Dalam Peraturan Pemerintah Nomor 79 Tahun 2014 tentang Kebijakan Energi Nasional (KEN), pemerintah menargetkan pada 2025 porsi energi baru terbarukan (EBT) dalam bauran energi nasional di Indonesia mencapai 23 persen. Target ini sesuai dengan komitmen pemerintah dalam Paris Agreement tahun 2015.
Tapi, hingga saat ini porsi EBT baru mencapai angka 13 persen. Meski masih ada waktu 7 tahun lagi untuk mengejar target energi terbarukan 23 persen, Menteri ESDM Ignasius Jonan mengaku pesimis hal itu bisa terkejar. Dia pun menurunkan target bauran energi terbarukan pada 2025 menjadi 20 persen.
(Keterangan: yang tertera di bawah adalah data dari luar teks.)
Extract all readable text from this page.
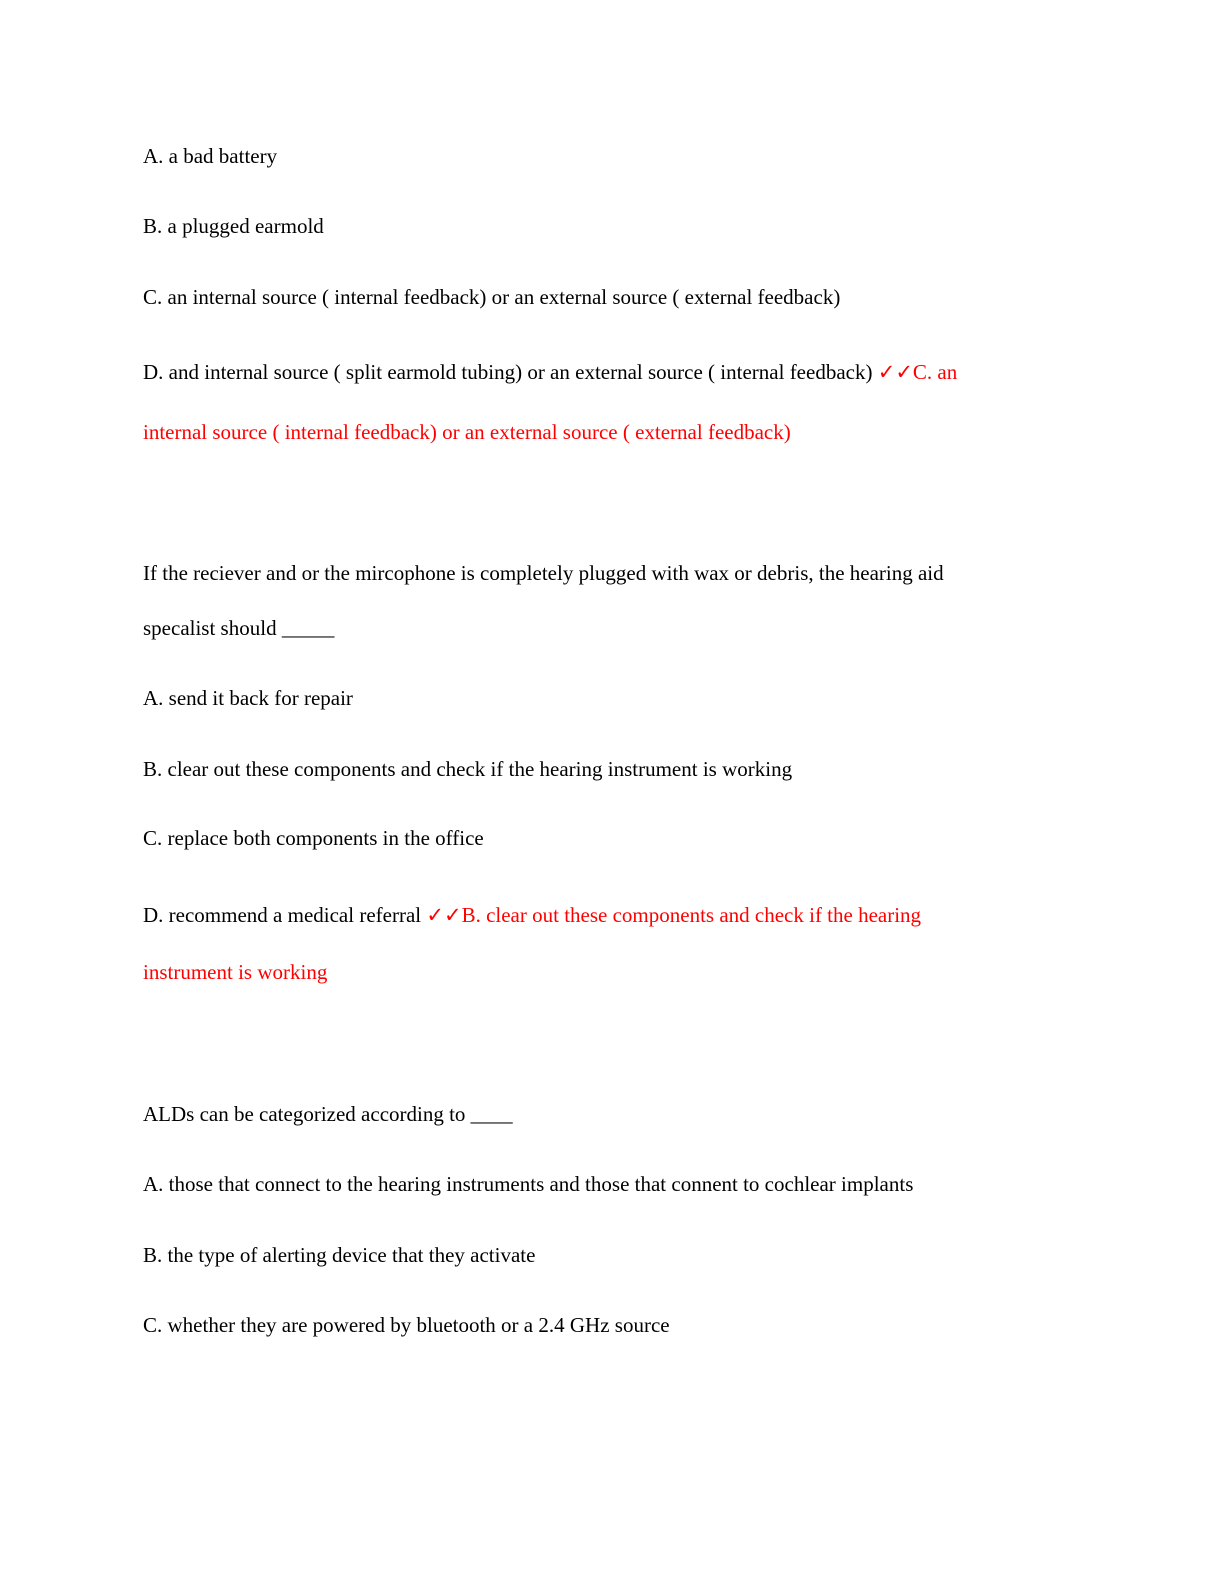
A. a bad battery
B. a plugged earmold
C. an internal source ( internal feedback) or an external source ( external feedback)
D. and internal source ( split earmold tubing) or an external source ( internal feedback) ✓✓C. an
internal source ( internal feedback) or an external source ( external feedback)
If the reciever and or the mircophone is completely plugged with wax or debris, the hearing aid
specalist should _____
A. send it back for repair
B. clear out these components and check if the hearing instrument is working
C. replace both components in the office
D. recommend a medical referral ✓✓B. clear out these components and check if the hearing
instrument is working
ALDs can be categorized according to ____
A. those that connect to the hearing instruments and those that connent to cochlear implants
B. the type of alerting device that they activate
C. whether they are powered by bluetooth or a 2.4 GHz source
“Ya kira-kira begitu. Saya khawatir enggak bisa capai 23 persen (pada 2025). Ini yang belum tentu 23 persen bauran energi di 2025, mungkin kita coba sampai 20 persen kurang lebih,” kata Jonan usai memberikan sambutan dalam acara Indonesia Clean Energy Forum (ICEF) dan Institute for Essential Services Reform (IESR) di Hotel Pullman, Jakarta, Kamis (15/11).
Jonan menjelaskan, ada beberapa alasan yang membuat target energi terbarukan 2025 turun. “Pertama, mengenai nilai investasinya. Apa ini bisa memberikan dampak yang serius terhadap kenaikan listrik,” ujarnya.
Yang kedua, di sektor transportasi, kata Jonan, sulit mendorong penggunaan bioetanol karena kurangnya pasokan bahan baku.
“Seperti tebu, bersaingan dengan konsumsi manusia. Ketela pohon dan nira juga sama. Memang skala kecil bisa (direalisasikan) tapi coba skala nasional, mana bisa sampai sekarang lho ya,” jelasnya lagi.
Karena itu, dia mendorong industri pertanian menanam ketela dalam skala jutaan hektare agar bisa dikonversi jadi etanol.
Hingga saat ini, porsi EBT di sektor ketenagalistrikan baru mencapai 13 persen, sementara di transportasi mencapai 12-13 persen karena ada perluasan program mandatori biodisesl 20 persen atau B20.
Meski target bauran energi terbarukan 23 persen diturunkan menjadi 20 persen di 2025, pemerintah tetap melakukan sejumlah upaya
Pengembangan EBT terutama dilakukan dengan terus meningkatkan kapasitas pembangkit listrik tenaga panas bumi (PLTP). Kata Jonan, mungkin dalam 7 tahun porsi EBT bisa bertambah 2 persen dari pengembangan panas bumi. Sebab, banyak PLTP baru di berbagai daerah, meski banyak yang kapasitasnya kecil.
Selain itu, pemanfaatan energi air dan mikro hidro juga digenjot. Walaupun kapasitas pembangkit listrik mikro hidro (PLTMH) kecil-kecil, tapi total kapasitasnya cukup signifikan.
“Yang (PLTA) besar-besar juga, saya dengar PLN sekarang tanda tangan. Ini diharapkan bisa tambah bauran energi,” ucapnya.
Potensi EBT lain yang juga diandalkan untuk mengejar target adalah energi surya. Saat ini Kementerian ESDM sedang menyiapkan aturan untuk mendorong penggunaan panel surya atap (solar PV).
“Memang terus terang masih kurang. Kan ini negara tropis, masa kurang sih PLTS-nya? Ini mau dikeluarkan peraturan ini untuk setiap rumah pasang solar PV. Jadi nanti ekspor impor ke dan dari PLN,” tutupnya.